I told my friend, if Mitt Romney wants to be the Republican nominee, he had better be prepared to leave it all on the field. We can’t have any of this “Well, I could’ve competed in [insert swing state], but I decided not to.” If we have any chance of beating Obama, we must have a fighter; someone who will fight for every vote. (To those who say, ‘that would never happen,’ recall in 2008 when Romney pundit John McCain essentially conceded Michigan to Obama.)
My friend then rebutted by telling me Gingrich did the same thing, essentially punting on yesterday’s primaries. The key difference is that Gingrich has nowhere near Romney’s resources, nor has he been marked ‘the inevitable candidate.’ Gingrich made a strategic decision to place his chips elsewhere in order to extend his campaign. Romney could have easily competed in all three states and still had enough money to advance. But he didn’t. And he chose poorly. Instead of Romney pulling away from the pack and advancing his ‘inevitability’ argument, Rick Santorum is the story, and Romney’s inevitability is fading.
Santorum beat Romney by nearly 30% in Minnesota, by the way–where Romney has been heralding support from the state’s former governor Tim Pawlenty. He finished third, behind Ron Paul.

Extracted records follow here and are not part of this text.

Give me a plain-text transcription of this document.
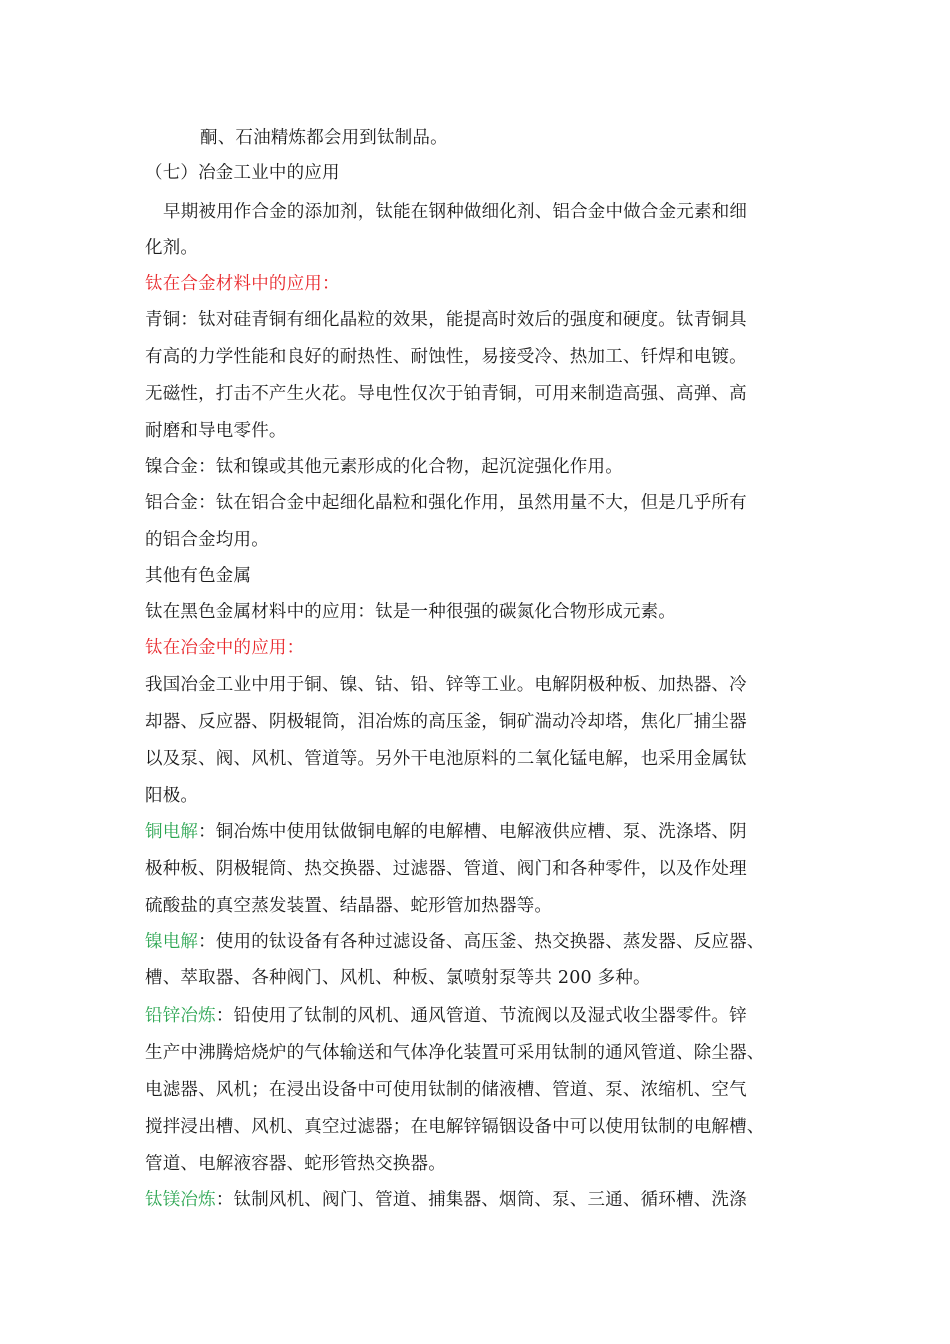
酮、石油精炼都会用到钛制品。
（七）冶金工业中的应用
早期被用作合金的添加剂，钛能在钢种做细化剂、铝合金中做合金元素和细
化剂。
钛在合金材料中的应用：
青铜：钛对硅青铜有细化晶粒的效果，能提高时效后的强度和硬度。钛青铜具
有高的力学性能和良好的耐热性、耐蚀性，易接受冷、热加工、钎焊和电镀。
无磁性，打击不产生火花。导电性仅次于铂青铜，可用来制造高强、高弹、高
耐磨和导电零件。
镍合金：钛和镍或其他元素形成的化合物，起沉淀强化作用。
铝合金：钛在铝合金中起细化晶粒和强化作用，虽然用量不大，但是几乎所有
的铝合金均用。
其他有色金属
钛在黑色金属材料中的应用：钛是一种很强的碳氮化合物形成元素。
钛在冶金中的应用：
我国冶金工业中用于铜、镍、钴、铅、锌等工业。电解阴极种板、加热器、冷
却器、反应器、阴极辊筒，泪冶炼的高压釜，铜矿湍动冷却塔，焦化厂捕尘器
以及泵、阀、风机、管道等。另外干电池原料的二氧化锰电解，也采用金属钛
阳极。
铜电解：铜冶炼中使用钛做铜电解的电解槽、电解液供应槽、泵、洗涤塔、阴
极种板、阴极辊筒、热交换器、过滤器、管道、阀门和各种零件，以及作处理
硫酸盐的真空蒸发装置、结晶器、蛇形管加热器等。
镍电解：使用的钛设备有各种过滤设备、高压釜、热交换器、蒸发器、反应器、
槽、萃取器、各种阀门、风机、种板、氯喷射泵等共 200 多种。
铅锌冶炼：铅使用了钛制的风机、通风管道、节流阀以及湿式收尘器零件。锌
生产中沸腾焙烧炉的气体输送和气体净化装置可采用钛制的通风管道、除尘器、
电滤器、风机；在浸出设备中可使用钛制的储液槽、管道、泵、浓缩机、空气
搅拌浸出槽、风机、真空过滤器；在电解锌镉铟设备中可以使用钛制的电解槽、
管道、电解液容器、蛇形管热交换器。
钛镁冶炼：钛制风机、阀门、管道、捕集器、烟筒、泵、三通、循环槽、洗涤
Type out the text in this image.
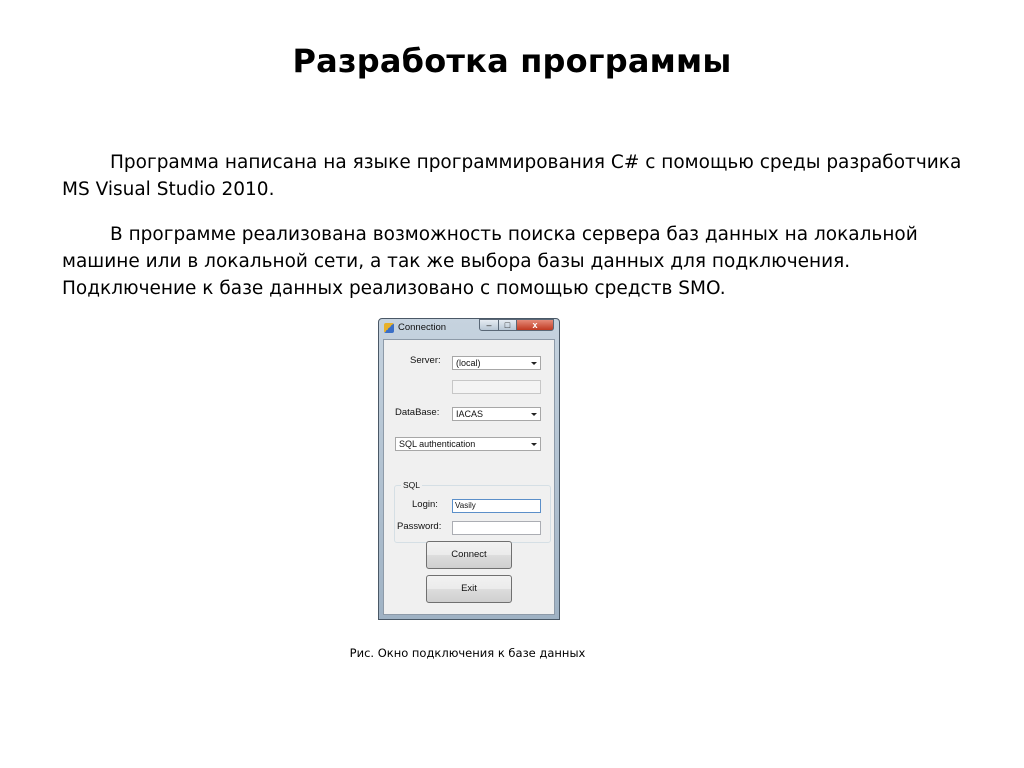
Разработка программы

Программа написана на языке программирования C# с помощью среды разработчика MS Visual Studio 2010.

В программе реализована возможность поиска сервера баз данных на локальной машине или в локальной сети, а так же выбора базы данных для подключения. Подключение к базе данных реализовано с помощью средств SMO.

Connection	–	□	x
Server:	(local)
DataBase:	IACAS
SQL authentication
SQL
Login:	Vasily
Password:
Connect
Exit
Рис. Окно подключения к базе данных
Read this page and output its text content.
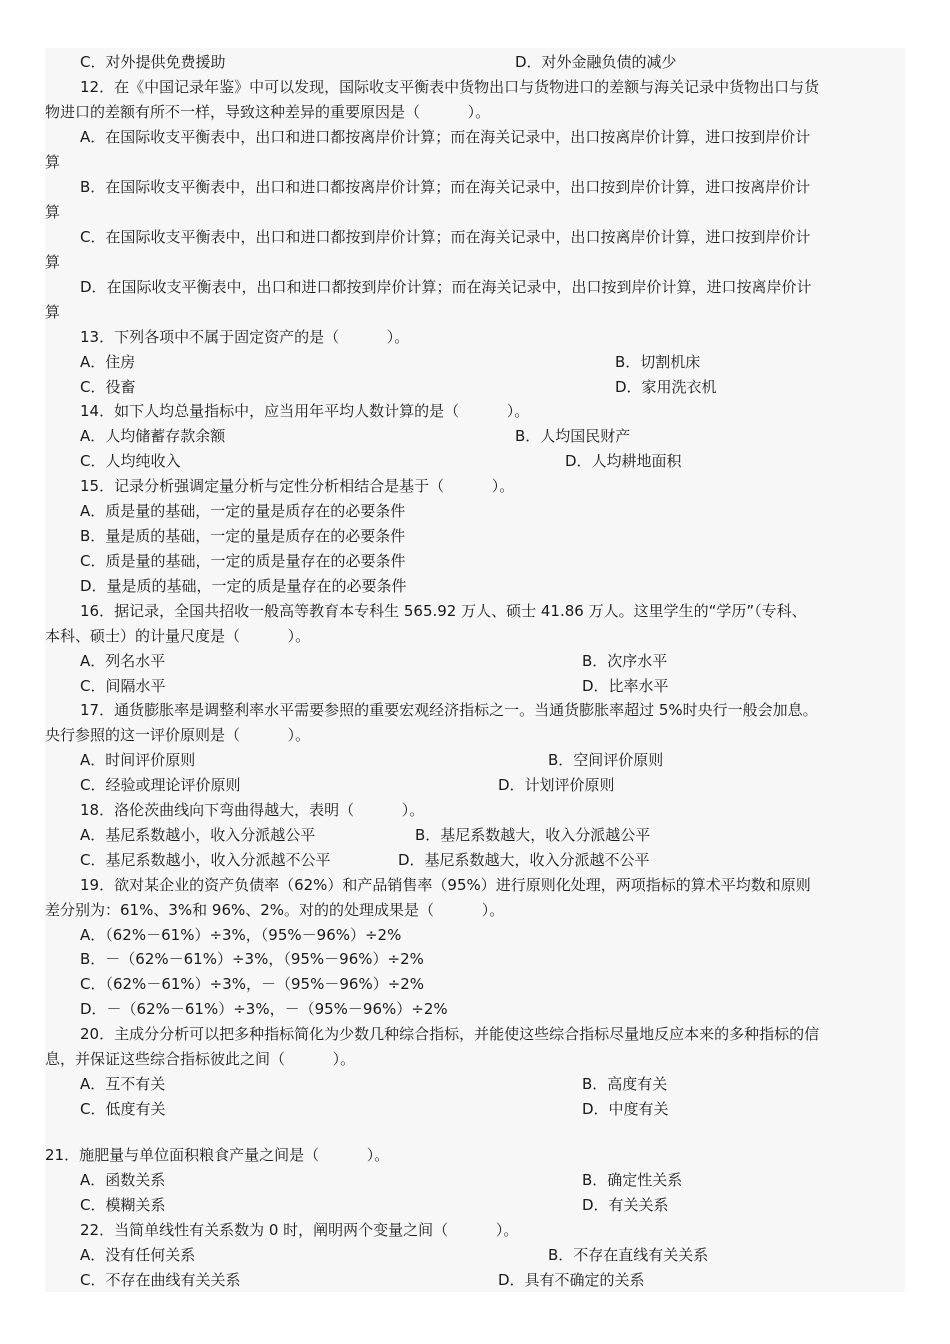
C．对外提供免费援助	D．对外金融负债的减少
12．在《中国记录年鉴》中可以发现，国际收支平衡表中货物出口与货物进口的差额与海关记录中货物出口与货
物进口的差额有所不一样，导致这种差异的重要原因是（          ）。
A．在国际收支平衡表中，出口和进口都按离岸价计算；而在海关记录中，出口按离岸价计算，进口按到岸价计
算
B．在国际收支平衡表中，出口和进口都按离岸价计算；而在海关记录中，出口按到岸价计算，进口按离岸价计
算
C．在国际收支平衡表中，出口和进口都按到岸价计算；而在海关记录中，出口按离岸价计算，进口按到岸价计
算
D．在国际收支平衡表中，出口和进口都按到岸价计算；而在海关记录中，出口按到岸价计算，进口按离岸价计
算
13．下列各项中不属于固定资产的是（          ）。
A．住房	B．切割机床
C．役畜	D．家用洗衣机
14．如下人均总量指标中，应当用年平均人数计算的是（          ）。
A．人均储蓄存款余额	B．人均国民财产
C．人均纯收入	D．人均耕地面积
15．记录分析强调定量分析与定性分析相结合是基于（          ）。
A．质是量的基础，一定的量是质存在的必要条件
B．量是质的基础，一定的量是质存在的必要条件
C．质是量的基础，一定的质是量存在的必要条件
D．量是质的基础，一定的质是量存在的必要条件
16．据记录，全国共招收一般高等教育本专科生 565.92 万人、硕士 41.86 万人。这里学生的“学历”（专科、
本科、硕士）的计量尺度是（          ）。
A．列名水平	B．次序水平
C．间隔水平	D．比率水平
17．通货膨胀率是调整利率水平需要参照的重要宏观经济指标之一。当通货膨胀率超过 5%时央行一般会加息。
央行参照的这一评价原则是（          ）。
A．时间评价原则	B．空间评价原则
C．经验或理论评价原则	D．计划评价原则
18．洛伦茨曲线向下弯曲得越大，表明（          ）。
A．基尼系数越小，收入分派越公平	B．基尼系数越大，收入分派越公平
C．基尼系数越小，收入分派越不公平	D．基尼系数越大，收入分派越不公平
19．欲对某企业的资产负债率（62%）和产品销售率（95%）进行原则化处理，两项指标的算术平均数和原则
差分别为：61%、3%和 96%、2%。对的的处理成果是（          ）。
A．（62%－61%）÷3%，（95%－96%）÷2%
B．－（62%－61%）÷3%，（95%－96%）÷2%
C．（62%－61%）÷3%，－（95%－96%）÷2%
D．－（62%－61%）÷3%，－（95%－96%）÷2%
20．主成分分析可以把多种指标简化为少数几种综合指标，并能使这些综合指标尽量地反应本来的多种指标的信
息，并保证这些综合指标彼此之间（          ）。
A．互不有关	B．高度有关
C．低度有关	D．中度有关
21．施肥量与单位面积粮食产量之间是（          ）。
A．函数关系	B．确定性关系
C．模糊关系	D．有关关系
22．当简单线性有关系数为 0 时，阐明两个变量之间（          ）。
A．没有任何关系	B．不存在直线有关关系
C．不存在曲线有关关系	D．具有不确定的关系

So do I think that Santorum is a legitimate threat to Romney? Maybe. Do I think Romney is beatable? Absolutely. Whether it is Santorum or Gingrich, it is clear that Romney can be defeated. The question will be how long the field remains at four, and can one of these candidates overtake Romney once and for all with three Romney alternatives in the race?
The bottom line is this: Romney is anything but inevitable and his supporters know it, otherwise they wouldn’t be spinning so hard in his favor. That’s not to say he is not still formidable–Santorum is about to be absolutely assaulted with attack ads from Romney & his PAC–but he still has a long road to the nomination. After getting trounced in South Carolina by Gingrich, Romney was starting to rebuild some steam, coming off key victories in Florida & Nevada. But Santorum’s trifecta on Tuesday night has put the brakes on Romney’s train once again.
Romney just can’t seem to break away from the pack, and every time he loses a contest, his perceived destiny as the GOP nominee seems less likely. Last night may have been the end of inevitability.